Feb 12, 2009 - genetics 101

The Evolution of a Theory: Darwin and Evolution 150 Year Later

Biology has changed a lot over the past 150 years. Scientists have discovered entirely new forms of life, deciphered the molecular code of heredity and observed the machinery of life on the smallest dimensions. And through it all, one scientific theory has stood the test of time.

The Origin of Species

New discoveries in genomics, medicine, developmental biology, and countless other fields could have derailed the the theory of evolution. But the core principles of evolutionary theory, proposed by Charles Darwin 150 years ago, have remained among the strongest explanations of the natural world ever published.

In honor of Darwin Day 2009, which celebrates the 200th anniversary of Charles Darwin’s birth and the 150th anniversary of the publication of his seminal work, On the Origin of Species, we’d like to take a look at how evolution has itself ‘evolved’ over the decades – how new advances in science and technology have both reinforced Darwin’s original idea and given us insight into the inner workings of the theory that explains so much about the world in which we live.

In 1859, the phrase ‘evolution by natural selection’ was already beginning to make the rounds among the scientific elite in Europe and in America.   This was the year Darwin published On the Origin of Species, and his ideas about how species change over time were causing heated debate among the experts.  

Theory of Evolution

But Darwin didn’t invent the idea of ‘evolution’ (that is, the idea that species change over time).   What he brought to the table was an explanation of how species change, a process Darwin called ‘natural selection.’   On his famous journey to the Galapagos Islands 25 years earlier, Darwin had witnessed unique variation in hundreds of species.  

As he pored over his notes for the next two decades, Darwin pieced together the notion that species must adapt to environmental pressures (like changes in climate or a volcanic eruption), in order to survive.   If they did not adapt to these pressures, then they may not survive.   It was natural selection, Darwin argued, that was the basis for the vast differences we see in plant and animal species across the globe.

But there was a lot that Darwin did not know when he published his ideas of evolution.

Natural Selection

He did not know, for instance, how changes in a species’ appearance (a longer beak, a bigger shell, or a thicker coat of fur) are passed down from generation to generation.

The idea of discrete units – ‘genes’ that are passed down from parents to children – had not even occurred to Darwin, nor to most of the other scientists of the time.   Even when, in 1866, an Austrian monk named Gregor Mendel reported his ideas on patterns of inheritance in pea plants in the obscure Proceedings of the Natural History Society of Brünn, few took notice.

Genetics

In fact, the word ‘genetics’ wasn’t coined until 1905, by biologist William Bateson. Bateson, who is sometimes credited with ‘rediscovering’ the lost works of Mendel, helped to usher in a new wave of research and discovery – this time looking at how species differ from each other at the molecular, or genetic, level.   Bateson’s push for the use of genetics in evolutionary research reached fruition in 1952, when Cambridge scientists James Watson and Francis Crick decoded the structure of DNA.

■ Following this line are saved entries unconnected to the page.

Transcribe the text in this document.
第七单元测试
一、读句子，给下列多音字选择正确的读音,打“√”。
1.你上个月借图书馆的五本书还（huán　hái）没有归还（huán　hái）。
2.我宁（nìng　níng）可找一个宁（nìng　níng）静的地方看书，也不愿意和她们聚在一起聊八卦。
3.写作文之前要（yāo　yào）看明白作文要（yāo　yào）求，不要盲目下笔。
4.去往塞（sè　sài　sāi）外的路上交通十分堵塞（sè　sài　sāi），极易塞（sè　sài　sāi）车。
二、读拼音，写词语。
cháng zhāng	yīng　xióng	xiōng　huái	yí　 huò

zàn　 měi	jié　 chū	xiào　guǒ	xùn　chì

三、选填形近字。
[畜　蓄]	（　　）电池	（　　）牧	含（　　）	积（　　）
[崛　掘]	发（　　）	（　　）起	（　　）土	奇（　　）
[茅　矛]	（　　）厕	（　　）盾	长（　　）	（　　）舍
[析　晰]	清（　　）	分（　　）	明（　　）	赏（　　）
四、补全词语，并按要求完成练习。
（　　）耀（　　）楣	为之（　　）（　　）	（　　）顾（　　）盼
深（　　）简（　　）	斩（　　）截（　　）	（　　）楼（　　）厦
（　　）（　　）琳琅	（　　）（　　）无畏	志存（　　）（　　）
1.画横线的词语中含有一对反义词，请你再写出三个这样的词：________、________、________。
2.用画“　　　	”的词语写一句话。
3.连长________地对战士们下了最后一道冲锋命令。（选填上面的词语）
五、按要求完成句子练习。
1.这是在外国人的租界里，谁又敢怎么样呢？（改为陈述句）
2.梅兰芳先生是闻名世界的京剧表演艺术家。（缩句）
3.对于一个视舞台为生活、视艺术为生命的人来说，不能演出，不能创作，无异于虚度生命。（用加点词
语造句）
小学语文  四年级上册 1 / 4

Soon others discovered how specific genes are passed down from generation to generation, and how changes in our genetic code are connected to changes in species.   As each new genetic discovery allowed us to better understand the natural world at a microsopic level, Darwin’s theory of evolution by natural selection was continually reinforced.

The evolution of our species, Homo sapiens, forms the basis for virtually everything we can learn from 23andMe’s Personal Genome ServiceTM.   The signature of millions of years of evolution is present in every person’s genome, and often in our physiology, rendering some of us resistant to malaria, others unable to digest milk, and even causing some to have lower risks of cancer or other diseases.   As advances in science and technology continue to bring us more information hidden within our genes, we can be thankful that 150 years ago, an amateur naturalist from Shrewsbury, England, boarded a ship bound for South America and began piecing together the evolutionary story of not just our species but of all life on earth.